The petition, filed by one Sudhir Kathpalia, naming also the Union of India, Reserve Bank of India and DBS as respondents, contended that the merger would leave investors and the Centre and the RBI have failed to protect investors’ rights.

Accordingly, it has sought quashing of clause 7(i) in the merger scheme, which provides for the write off of LVB’s share capital states.

The petition which was listed for January 13 before a bench of Chief Justice DN Patel and Justice Jyoti Singh has been adjourned to February 19 after the Bench was informed that the RBI has moved a plea in the Supreme Court for transfer of all pleas against the amalgamation scheme to the Bombay High Court.

Kathpalia, a lawyer, holds 20,000 shares of LVB.
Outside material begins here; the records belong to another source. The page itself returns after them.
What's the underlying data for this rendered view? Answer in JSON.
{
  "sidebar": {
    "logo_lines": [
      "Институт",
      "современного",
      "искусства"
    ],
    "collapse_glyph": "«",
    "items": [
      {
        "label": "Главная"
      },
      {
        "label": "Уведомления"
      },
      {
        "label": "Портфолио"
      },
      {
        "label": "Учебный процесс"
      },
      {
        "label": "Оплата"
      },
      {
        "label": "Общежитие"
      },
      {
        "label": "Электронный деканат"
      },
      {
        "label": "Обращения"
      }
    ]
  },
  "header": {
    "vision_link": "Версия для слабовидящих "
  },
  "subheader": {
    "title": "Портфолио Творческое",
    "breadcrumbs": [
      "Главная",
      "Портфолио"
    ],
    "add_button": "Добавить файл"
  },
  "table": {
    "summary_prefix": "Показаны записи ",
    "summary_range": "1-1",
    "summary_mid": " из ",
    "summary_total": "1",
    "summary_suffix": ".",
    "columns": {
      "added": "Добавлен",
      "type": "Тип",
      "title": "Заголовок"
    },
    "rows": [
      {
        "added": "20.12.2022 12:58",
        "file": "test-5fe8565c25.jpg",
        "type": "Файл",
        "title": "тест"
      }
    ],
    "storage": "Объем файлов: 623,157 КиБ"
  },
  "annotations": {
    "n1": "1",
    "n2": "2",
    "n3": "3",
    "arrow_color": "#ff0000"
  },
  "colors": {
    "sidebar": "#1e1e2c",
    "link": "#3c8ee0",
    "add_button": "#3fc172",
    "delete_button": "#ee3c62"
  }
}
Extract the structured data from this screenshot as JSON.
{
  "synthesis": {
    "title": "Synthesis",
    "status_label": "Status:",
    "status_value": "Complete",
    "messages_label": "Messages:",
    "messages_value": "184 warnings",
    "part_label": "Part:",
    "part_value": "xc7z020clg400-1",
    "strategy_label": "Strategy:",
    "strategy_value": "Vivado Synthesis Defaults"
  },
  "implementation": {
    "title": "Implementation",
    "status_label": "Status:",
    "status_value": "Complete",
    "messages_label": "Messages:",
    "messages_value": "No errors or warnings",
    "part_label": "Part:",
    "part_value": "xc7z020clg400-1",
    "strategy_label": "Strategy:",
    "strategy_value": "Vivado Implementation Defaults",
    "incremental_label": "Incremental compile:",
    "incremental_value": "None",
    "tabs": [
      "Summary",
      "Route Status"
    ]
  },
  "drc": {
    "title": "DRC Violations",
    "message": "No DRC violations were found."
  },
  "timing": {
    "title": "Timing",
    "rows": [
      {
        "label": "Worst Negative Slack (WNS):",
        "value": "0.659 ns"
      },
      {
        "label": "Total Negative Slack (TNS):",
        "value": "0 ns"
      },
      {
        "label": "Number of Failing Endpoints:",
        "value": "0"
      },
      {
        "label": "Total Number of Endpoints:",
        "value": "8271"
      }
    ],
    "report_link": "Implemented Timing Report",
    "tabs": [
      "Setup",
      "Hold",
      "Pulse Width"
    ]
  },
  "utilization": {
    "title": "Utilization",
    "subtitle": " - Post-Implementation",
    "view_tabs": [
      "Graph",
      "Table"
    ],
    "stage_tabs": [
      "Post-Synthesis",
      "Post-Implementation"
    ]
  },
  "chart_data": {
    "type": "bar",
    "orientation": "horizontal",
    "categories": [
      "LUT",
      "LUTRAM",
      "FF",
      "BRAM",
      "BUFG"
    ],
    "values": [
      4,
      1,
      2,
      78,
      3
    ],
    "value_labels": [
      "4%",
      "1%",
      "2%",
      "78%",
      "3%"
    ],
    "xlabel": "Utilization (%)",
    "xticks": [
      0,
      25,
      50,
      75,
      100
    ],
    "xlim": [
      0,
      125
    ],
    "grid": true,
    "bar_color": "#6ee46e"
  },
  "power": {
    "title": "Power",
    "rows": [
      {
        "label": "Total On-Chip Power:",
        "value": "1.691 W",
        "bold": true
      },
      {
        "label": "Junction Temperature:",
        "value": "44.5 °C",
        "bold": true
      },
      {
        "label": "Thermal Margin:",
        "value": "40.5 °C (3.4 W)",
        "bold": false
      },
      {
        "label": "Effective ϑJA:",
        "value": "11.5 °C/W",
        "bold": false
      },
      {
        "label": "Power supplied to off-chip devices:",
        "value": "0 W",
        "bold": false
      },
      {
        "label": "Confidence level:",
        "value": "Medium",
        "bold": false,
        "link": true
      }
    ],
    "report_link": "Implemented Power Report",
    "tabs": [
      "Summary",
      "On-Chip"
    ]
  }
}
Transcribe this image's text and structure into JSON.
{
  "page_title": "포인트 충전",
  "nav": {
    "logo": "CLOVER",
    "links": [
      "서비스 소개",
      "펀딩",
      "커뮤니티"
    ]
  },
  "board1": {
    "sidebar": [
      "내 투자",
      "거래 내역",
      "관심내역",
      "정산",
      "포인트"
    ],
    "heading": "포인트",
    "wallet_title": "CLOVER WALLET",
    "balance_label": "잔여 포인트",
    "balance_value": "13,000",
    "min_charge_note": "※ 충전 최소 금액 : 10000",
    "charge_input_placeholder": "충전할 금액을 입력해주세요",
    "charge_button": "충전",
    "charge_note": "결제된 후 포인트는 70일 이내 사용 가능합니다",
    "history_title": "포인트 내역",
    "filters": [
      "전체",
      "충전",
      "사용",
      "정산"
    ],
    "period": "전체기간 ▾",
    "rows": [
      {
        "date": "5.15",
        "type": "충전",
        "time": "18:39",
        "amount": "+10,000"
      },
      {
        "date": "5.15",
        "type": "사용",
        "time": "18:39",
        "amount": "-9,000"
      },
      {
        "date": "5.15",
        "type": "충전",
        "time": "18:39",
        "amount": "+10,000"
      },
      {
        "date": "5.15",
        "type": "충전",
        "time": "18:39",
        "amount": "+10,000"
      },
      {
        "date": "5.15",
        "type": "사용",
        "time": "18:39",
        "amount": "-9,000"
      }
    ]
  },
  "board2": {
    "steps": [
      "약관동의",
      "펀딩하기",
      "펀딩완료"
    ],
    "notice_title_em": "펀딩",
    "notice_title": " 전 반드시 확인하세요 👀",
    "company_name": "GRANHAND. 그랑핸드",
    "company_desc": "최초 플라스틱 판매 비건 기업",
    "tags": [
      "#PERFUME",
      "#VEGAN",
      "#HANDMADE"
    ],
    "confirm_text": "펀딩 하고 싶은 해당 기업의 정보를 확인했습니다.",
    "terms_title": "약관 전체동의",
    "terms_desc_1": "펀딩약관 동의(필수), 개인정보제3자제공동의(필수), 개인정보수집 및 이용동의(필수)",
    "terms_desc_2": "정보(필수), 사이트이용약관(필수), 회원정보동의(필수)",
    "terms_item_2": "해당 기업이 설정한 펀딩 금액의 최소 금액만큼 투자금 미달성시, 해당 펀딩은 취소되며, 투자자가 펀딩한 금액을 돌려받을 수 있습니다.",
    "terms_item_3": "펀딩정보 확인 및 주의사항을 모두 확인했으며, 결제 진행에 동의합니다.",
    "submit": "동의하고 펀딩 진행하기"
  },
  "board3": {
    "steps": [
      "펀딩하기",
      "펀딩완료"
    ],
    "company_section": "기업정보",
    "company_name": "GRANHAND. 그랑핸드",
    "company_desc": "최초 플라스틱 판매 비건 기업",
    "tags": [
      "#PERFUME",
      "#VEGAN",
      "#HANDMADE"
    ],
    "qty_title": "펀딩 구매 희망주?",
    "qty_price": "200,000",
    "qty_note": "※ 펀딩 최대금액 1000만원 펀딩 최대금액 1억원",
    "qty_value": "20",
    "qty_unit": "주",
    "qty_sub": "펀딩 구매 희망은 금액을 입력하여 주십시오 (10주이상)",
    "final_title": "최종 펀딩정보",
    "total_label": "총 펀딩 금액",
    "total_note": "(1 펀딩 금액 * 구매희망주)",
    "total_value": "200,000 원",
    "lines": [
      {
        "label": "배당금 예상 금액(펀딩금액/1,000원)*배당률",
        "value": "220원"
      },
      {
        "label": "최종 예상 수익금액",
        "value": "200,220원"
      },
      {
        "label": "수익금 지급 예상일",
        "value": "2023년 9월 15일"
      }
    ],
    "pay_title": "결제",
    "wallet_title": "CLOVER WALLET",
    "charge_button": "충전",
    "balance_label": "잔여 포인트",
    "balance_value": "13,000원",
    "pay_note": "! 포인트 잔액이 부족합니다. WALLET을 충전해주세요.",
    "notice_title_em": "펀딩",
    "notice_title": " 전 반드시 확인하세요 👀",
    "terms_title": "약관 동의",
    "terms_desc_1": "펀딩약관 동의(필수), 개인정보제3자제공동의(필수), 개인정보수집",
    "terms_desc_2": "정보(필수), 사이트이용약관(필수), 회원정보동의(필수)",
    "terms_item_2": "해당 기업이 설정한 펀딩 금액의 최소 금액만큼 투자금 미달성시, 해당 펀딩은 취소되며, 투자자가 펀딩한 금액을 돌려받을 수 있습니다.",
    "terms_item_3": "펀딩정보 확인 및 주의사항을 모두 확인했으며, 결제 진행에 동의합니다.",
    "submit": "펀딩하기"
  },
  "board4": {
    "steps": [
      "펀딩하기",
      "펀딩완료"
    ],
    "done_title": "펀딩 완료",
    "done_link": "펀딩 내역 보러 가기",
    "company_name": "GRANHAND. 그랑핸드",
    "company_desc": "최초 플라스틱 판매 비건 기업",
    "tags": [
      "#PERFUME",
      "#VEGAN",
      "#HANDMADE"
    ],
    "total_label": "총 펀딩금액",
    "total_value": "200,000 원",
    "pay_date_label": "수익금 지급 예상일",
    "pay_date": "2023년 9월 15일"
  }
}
The petition contended that the scheme of amalgamation was “irregular, arbitrary, irrational, unreasonable, illegal and thus, void”, and the respondent could have demanded protection for shareholders money by asking DBS Bank India to give the shares equivalent to the value of shares last traded on stock exchange post amalgamation.

“The Petitioner wants to categorically state that it is not against the scheme of amalgamation per se but the manner in which investors’ money is being written off.” The amalgamation of the banks was approved by the RBI on November 25, 2020 and the merger took place on November 27.